Loeffler, Perdue Applaud Trump for Signing $2.3 Trillion COVID-19 Relief Bill

December 28, 2020 Updated: December 28, 2020

Sens. Kelly Loeffler (R-Ga.) and David Perdue (R-Ga.) issued a joint statement Sunday praising President Donald Trump for signing the $2.3 trillion pandemic relief and spending bill after months of negotiations, averting a partial government shutdown that would have begun on Dec. 29.

“Thanks to President Trump’s leadership, COVID relief is again on its way to the millions of Georgia families and businesses who need it most,” the Georgia GOP senators said ahead of their runoff races next week.

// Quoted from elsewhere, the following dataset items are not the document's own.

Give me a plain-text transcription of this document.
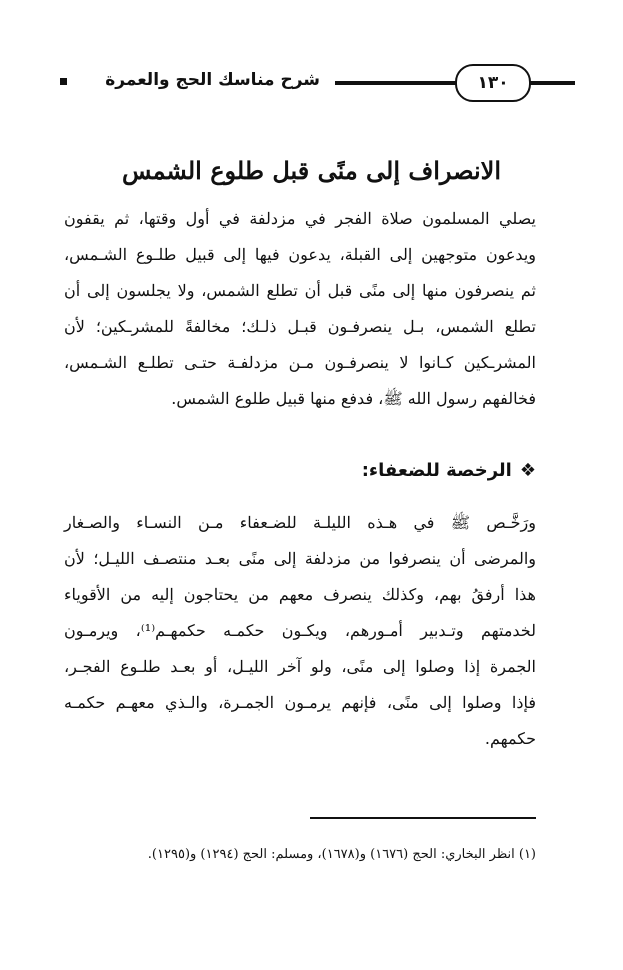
شرح مناسك الحج والعمرة	١٣٠
الانصراف إلى منًى قبل طلوع الشمس
يصلي المسلمون صلاة الفجر في مزدلفة في أول وقتها، ثم يقفون
ويدعون متوجهين إلى القبلة، يدعون فيها إلى قبيل طلـوع الشـمس،
ثم ينصرفون منها إلى منًى قبل أن تطلع الشمس، ولا يجلسون إلى أن
تطلع الشمس، بـل ينصرفـون قبـل ذلـك؛ مخالفةً للمشرـكين؛ لأن
المشرـكين كـانوا لا ينصرفـون مـن مزدلفـة حتـى تطلـع الشـمس،
فخالفهم رسول الله ﷺ، فدفع منها قبيل طلوع الشمس.
❖الرخصة للضعفاء:
ورَخَّـص ﷺ في هـذه الليلـة للضـعفاء مـن النسـاء والصـغار
والمرضى أن ينصرفوا من مزدلفة إلى منًى بعـد منتصـف الليـل؛ لأن
هذا أرفقُ بهم، وكذلك ينصرف معهم من يحتاجون إليه من الأقوياء
لخدمتهم وتـدبير أمـورهم، ويكـون حكمـه حكمهـم⁽¹⁾، ويرمـون
الجمرة إذا وصلوا إلى منًى، ولو آخر الليـل، أو بعـد طلـوع الفجـر،
فإذا وصلوا إلى منًى، فإنهم يرمـون الجمـرة، والـذي معهـم حكمـه
حكمهم.
(١) انظر البخاري: الحج (١٦٧٦) و(١٦٧٨)، ومسلم: الحج (١٢٩٤) و(١٢٩٥).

“Make no mistake: a great deal of work remains,” the statement continued. “The coronavirus pandemic grinded [sic] to a halt the greatest economic turnaround in American history, and Democrats are hellbent on a socialist agenda that prioritizes wasteful, irresponsible spending over the well-being of the American people.”

“We look forward to continuing to fight alongside the president in his relentless pursuit to keep America great,” Loeffler and Perdue wrote.

The White House said Sunday evening that the president signed the COVID-19 relief legislation, which includes a $900 billion relief package, after reaching an agreement with Congress over stimulus checks, Section 230, and voter fraud.

“As president of the United States, it is my responsibility to protect the people of our country from the economic devastation and hardship that was caused by the China virus,” Trump said in a statement.

“I am signing this bill to restore unemployment benefits, stop evictions, provide rental assistance, add money for PPP, return our airline workers back to work, add substantially more money for vaccine distribution, and much more.”

He added that “more money is coming” and vowed to “never give up” his fight for the American people.

It comes following a delay due to Congress’s failure to meet Trump’s demand to increase stimulus checks from $600 to $2,000 per person. Trump had repeatedly expressed dissatisfaction over what he described as “wasteful” spending in the bill while Americans continue to struggle due to pandemic lockdowns.

Democratic Senate candidate Raphael Warnock, who is challenging Loeffler, had called on her to support the increased checks. “Donald Trump is right, Congress should swiftly increase direct payments to $2,000. Once and for all Senator Loeffler should do what’s best for Georgia instead of focusing on what she can do for herself,” he said in a statement.

Loeffler said last week she’d consider supporting the proposal for $2,000 checks.

The bill Trump signed was passed by both houses of Congress earlier this week and sent to the White House on Christmas Eve. Trump did not immediately act on it but instead renewed his pressure on lawmakers to revisit portions of the omnibus bill and to increase direct payments for Americans.

The president said Sunday that along with signing the bill, he would invoke the 1974 Impoundment Control Act to demand “rescissions” be made to the spending measures. Under the act, if the president wants to spend less money than Congress provided for a particular program, he can seek congressional approval to rescind by sending a special message to Congress identifying the amount he proposes to rescind, the reasons for it, and the economic effects of the rescission.

Trump also noted that the House will vote to increase direct payments to $2,000 per person and $5,200 for a family of four on Monday, and that the Senate will also start the process for a vote.

The president meanwhile announced Sunday that he will be holding a rally in Georgia on the eve of the state’s run-off.

“On behalf of two GREAT Senators, @sendavidperdue & @KLoeffler, I will be going to Georgia on Monday night, January 4th., to have a big and wonderful RALLY. So important for our Country that they win!” Trump wrote on Twitter.

Senate Republican incumbents Perdue and Loeffler are up against Democrats Jon Ossoff and Raphael Warnock. Should Democrats take the seats in the Jan. 5 runoff elections, they would have a 50-50 tie in the Senate, which would then make the tiebreaker either Vice President Mike Pence or vice presidential nominee Sen. Kamala Harris (D-Calif.) following the result of the general election.

Janita Kan contributed to this report.